Na ekspozycji zaprezentowane zostały prace zarówno z wczesnego okresu twórczości artysty – zawierające jeszcze ślady figuracji – jak np. mocny w wyrazie obraz Samopodpalenie z 1987r. Z późniejszych realizacji na uwagę zasługuje, uderzające czerwienią, płótno zatytułowane 5 palców to nie z 2010 r., czy ukończony w ubiegłym roku tryptyk, utrzymany w biało-czarnej kolorystyce.
Poza technikami malarskimi na wystawie zobaczymy również zbiór doskonałych rysunków Eugeniusza Minciela z cyklu Eurotyki, którym artysta udowadnia sceptykom malarstwa abstrakcyjnego swój kunszt. Zobaczymy kłębiące się ze sobą postacie ludzkie. I to jakie! Wykonane z taką lekkością i łatwością, że pierwsze nasuwające się skojarzenie każe nam szukać odniesienia do rysunków Picassa.
Z kolei przestrzeń prezbiterium kościoła wypełniona została J E J Bluemateriami.
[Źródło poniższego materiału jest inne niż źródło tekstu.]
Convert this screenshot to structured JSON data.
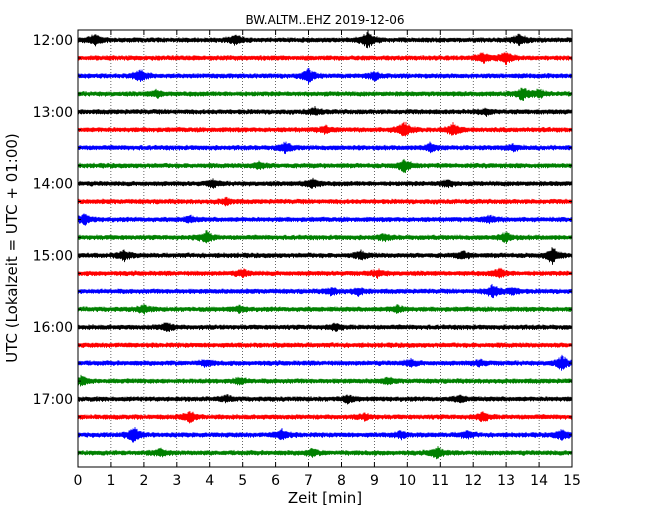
{
  "chart_data": {
    "type": "line",
    "title": "BW.ALTM..EHZ 2019-12-06",
    "xlabel": "Zeit  [min]",
    "ylabel": "UTC (Lokalzeit = UTC + 01:00)",
    "xlim": [
      0,
      15
    ],
    "x_ticks": [
      "0",
      "1",
      "2",
      "3",
      "4",
      "5",
      "6",
      "7",
      "8",
      "9",
      "10",
      "11",
      "12",
      "13",
      "14",
      "15"
    ],
    "y_tick_labels": [
      "12:00",
      "13:00",
      "14:00",
      "15:00",
      "16:00",
      "17:00"
    ],
    "grid": "vertical dotted",
    "series_colors": [
      "#000000",
      "#ff0000",
      "#0000ff",
      "#008000"
    ],
    "traces": [
      {
        "start": "12:00",
        "color": "#000000",
        "bursts": [
          [
            0.5,
            1.0
          ],
          [
            4.8,
            0.8
          ],
          [
            8.8,
            1.6
          ],
          [
            13.4,
            1.0
          ]
        ]
      },
      {
        "start": "12:15",
        "color": "#ff0000",
        "bursts": [
          [
            12.3,
            0.9
          ],
          [
            13.0,
            1.1
          ]
        ]
      },
      {
        "start": "12:30",
        "color": "#0000ff",
        "bursts": [
          [
            1.9,
            1.1
          ],
          [
            7.0,
            1.2
          ],
          [
            9.0,
            0.7
          ]
        ]
      },
      {
        "start": "12:45",
        "color": "#008000",
        "bursts": [
          [
            2.4,
            0.6
          ],
          [
            13.5,
            1.1
          ],
          [
            14.0,
            0.7
          ]
        ]
      },
      {
        "start": "13:00",
        "color": "#000000",
        "bursts": [
          [
            7.2,
            0.6
          ],
          [
            12.4,
            0.5
          ]
        ]
      },
      {
        "start": "13:15",
        "color": "#ff0000",
        "bursts": [
          [
            9.9,
            1.5
          ],
          [
            11.4,
            1.1
          ],
          [
            7.5,
            0.6
          ]
        ]
      },
      {
        "start": "13:30",
        "color": "#0000ff",
        "bursts": [
          [
            6.3,
            0.9
          ],
          [
            10.7,
            0.7
          ],
          [
            13.2,
            0.5
          ]
        ]
      },
      {
        "start": "13:45",
        "color": "#008000",
        "bursts": [
          [
            9.9,
            1.2
          ],
          [
            5.5,
            0.6
          ]
        ]
      },
      {
        "start": "14:00",
        "color": "#000000",
        "bursts": [
          [
            7.1,
            0.9
          ],
          [
            4.1,
            0.6
          ],
          [
            11.2,
            0.6
          ]
        ]
      },
      {
        "start": "14:15",
        "color": "#ff0000",
        "bursts": [
          [
            4.5,
            0.5
          ]
        ]
      },
      {
        "start": "14:30",
        "color": "#0000ff",
        "bursts": [
          [
            0.2,
            0.9
          ],
          [
            3.4,
            0.5
          ],
          [
            12.5,
            0.6
          ]
        ]
      },
      {
        "start": "14:45",
        "color": "#008000",
        "bursts": [
          [
            3.9,
            1.0
          ],
          [
            13.0,
            0.8
          ],
          [
            9.3,
            0.5
          ]
        ]
      },
      {
        "start": "15:00",
        "color": "#000000",
        "bursts": [
          [
            1.4,
            0.9
          ],
          [
            14.4,
            1.4
          ],
          [
            8.6,
            0.7
          ],
          [
            11.7,
            0.6
          ]
        ]
      },
      {
        "start": "15:15",
        "color": "#ff0000",
        "bursts": [
          [
            12.8,
            0.8
          ],
          [
            5.0,
            0.6
          ],
          [
            9.1,
            0.6
          ]
        ]
      },
      {
        "start": "15:30",
        "color": "#0000ff",
        "bursts": [
          [
            12.6,
            1.2
          ],
          [
            7.7,
            0.6
          ],
          [
            8.5,
            0.6
          ],
          [
            13.2,
            0.6
          ]
        ]
      },
      {
        "start": "15:45",
        "color": "#008000",
        "bursts": [
          [
            2.0,
            0.7
          ],
          [
            9.7,
            0.6
          ],
          [
            4.9,
            0.5
          ]
        ]
      },
      {
        "start": "16:00",
        "color": "#000000",
        "bursts": [
          [
            2.7,
            0.8
          ],
          [
            7.8,
            0.5
          ]
        ]
      },
      {
        "start": "16:15",
        "color": "#ff0000",
        "bursts": []
      },
      {
        "start": "16:30",
        "color": "#0000ff",
        "bursts": [
          [
            14.7,
            1.2
          ],
          [
            10.1,
            0.6
          ],
          [
            3.9,
            0.5
          ],
          [
            12.2,
            0.5
          ]
        ]
      },
      {
        "start": "16:45",
        "color": "#008000",
        "bursts": [
          [
            0.1,
            0.8
          ],
          [
            4.9,
            0.6
          ],
          [
            9.4,
            0.5
          ]
        ]
      },
      {
        "start": "17:00",
        "color": "#000000",
        "bursts": [
          [
            8.2,
            0.6
          ],
          [
            4.5,
            0.5
          ],
          [
            11.6,
            0.5
          ]
        ]
      },
      {
        "start": "17:15",
        "color": "#ff0000",
        "bursts": [
          [
            3.4,
            1.0
          ],
          [
            12.3,
            0.7
          ],
          [
            8.7,
            0.5
          ]
        ]
      },
      {
        "start": "17:30",
        "color": "#0000ff",
        "bursts": [
          [
            1.7,
            1.4
          ],
          [
            6.2,
            0.9
          ],
          [
            14.7,
            0.9
          ],
          [
            9.8,
            0.6
          ],
          [
            11.8,
            0.6
          ]
        ]
      },
      {
        "start": "17:45",
        "color": "#008000",
        "bursts": [
          [
            10.9,
            1.0
          ],
          [
            2.5,
            0.6
          ],
          [
            7.1,
            0.6
          ]
        ]
      }
    ]
  }
}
Poprzez zabieg połączenia ze sobą poszczególnych płócien, przed widzem rozciąga się tak naprawdę jeden wszechogarniający, monochromatyczny obraz. Obraz hipnotyzujący swoją intensywną ultramaryną i nieskończonością linii, które tworzą nieprzewidywalny i osobliwy wzór. Całość wrażenia potęgowana jest zawieszonymi w centralnej części ekspozycji bluemateriami namalowanymi na przeźroczystej płycie poliwęglanowej. Błękitna materia unosi się przed nami niczym w powietrzu, przez co staje się jeszcze bardziej efemeryczna. „Linie, biegnące nieustannie naprzód, przypominają nam o czasie, który jest nie do powstrzymania” – pisze artystka i jednocześnie Bluemateriami nazywa liniowe krajobrazy swojego umysłu, duszy, życia, serca..
Stojąc przed Bluemateriami doznajemy odczucia, że znajdujemy się w sferze sacrum, a dawny kościół św. Bernardyna na czas ekspozycji stał się słynną kaplicą w Houston wypełnioną metafizycznymi płótnami Marka Rothki.